Prostate cancer (PCa) is one of the main causes of
morbidity with relatively low mortality and is one of the
leading causes of cancer-specific death among men[
1].
Although the mean age for diagnosis is placed between
60-70, more than 60% of cases diagnosed with PCa were
at mean age of 75 years or older and there are still cases
reported under the age of 45[
2,
3]. Having the available
diagnostic tools and prostate specific antigen (PSA)
screening provides the early diagnosis for the patients, but
the factors correlating the poor prognosis of some of the
early prostate cancer cases are still not clear. On the other
hand, for older men it becomes controversial to initiate
a contemporary treatment of prostate cancer, if diagnosis
does not provide enough information about the aggressiveness
of the disease and if the treatment modality is
more aggressive than the disease itself which, in turn, increases
the risk of side effects[
4-
7]. The options for a
proper treatment modality are necessarily to be improved
with some other parameters in addition to the stage, grade,
DNA polyploidy and PSA.
Serum PSA detection is used for disease monitoring
among men diagnosed with PCa[8-11]. Later, the tissue
specificity for the prostate epithelium defined, and
the high level of the serum PSA or remote expression of PSA in another tissue were found compatible with the diagnosis
of the prostatic origin[12]. In combination with
histopathological evidences, serum and tissue PAP levels,
Gleason score and clinical stage of the disease, PSA levels
can be predictive for the outcome of disease as well as the
treatment, but still with some limitations[13,14]. Serum
PSA level increases with age, and therefore the PCa cases
of young males remain unnoticed until the disease progress
and becomes clinically detectable, whereas the older
males with PCa develop less aggressive disease. Recently,
the increased serum PSA level and the low mortality rate
for elderly were associated and this may explain the slow
growth in prostate cancer with aging[15]. However, a recent
review on “the use of classical and novel biomarkers”

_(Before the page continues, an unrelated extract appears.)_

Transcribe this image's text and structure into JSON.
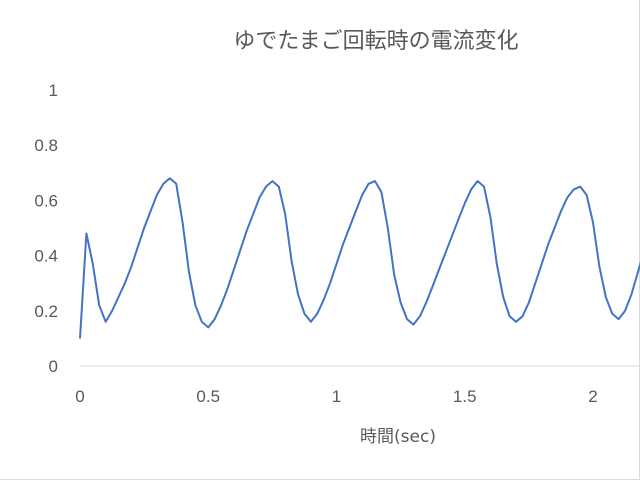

revealed the heterogeneity of the studies resulting in
the inconclusiveness to use a single classical marker or
the novel biochemical and histological markers on disease
prognosis. Some of these new markers, including modified
Gleason grade, STAT5, PAP, p53, Bcl-2, Androgen
receptor (AR) with CAG (Cysteine-Adenine-Guanine) repeats,
were inconsistent with disease prognosis[16]. Another
classical tissue marker of PCa is AR which is also
not accepted as a single marker[16-19]. Although the basal
secretion of PSA level is unclear for disease prediction,
for some cases, it is found reliable to combine the tissue
AR, PAP and PSA levels for diagnosis[17,19-21]. AR is
the marker observed in primary PCa varying through the
disease progression in both hormone-sensitive and hormone
refractory PCa[10,13,16-18].
Considering the fact that, the disease aggressiveness
is directly related with its metastatic potential it is important
to determine the levels of tumor suppressor gene expression
in PCa. In this respect, a tumor suppressor gene
product, NM23-H1, received a great attention and, in
turn, studies focused to dissect the mechanism underlying
its anti metastatic function[22-25]. However, the heterogeneity
of PCa and the clinical studies were resulted in
inconsistency to explain the role of NM23-H1 in disease
prognosis. The expression level in healthy prostate tissue
was reported with the same intensity in PCa, where
healthy prostate gland showed more basal activity than
the secretory. Since an increasing expression of NM23-
H1 was seen with dormant cells and the decreasing levels
in metastasized cancer cells, NM23-H1 appears to be a
possible prognostic marker combined with other classical markers for disease aggressiveness[22-27]. Considering
again that younger males are susceptible to develop more
aggressive and highly metastatic prostate cancer, and elderly
may be at risk for undergoing any up-to-date treatment
modalities, new approaches to combine the novel
and conventional parameters for the diagnosis and the
prognosis of disease should be studied to show whether
the patient may benefit from therapy in a short term, or the
disease has a potential to become aggressive during the
life time. On the other hand, based on recent studies with
the classical markers, such as serum PSA and PAP levels,
as well as tissue AR expression in combination with novel
markers, such as nm23-H1, one can easily conclude that
the more extensive clinical studies are necessary to reach
more reliable results[2,4-39].
In this study, we investigated the expression levels
of NM23-H1, androgen receptor, PAP and PSA in both
prostate cancer and benign prostate hyperplasia (BPH) to
understand and correlate their roles in disease progress,
metastatic propensity and prognosis (9,37,40,41).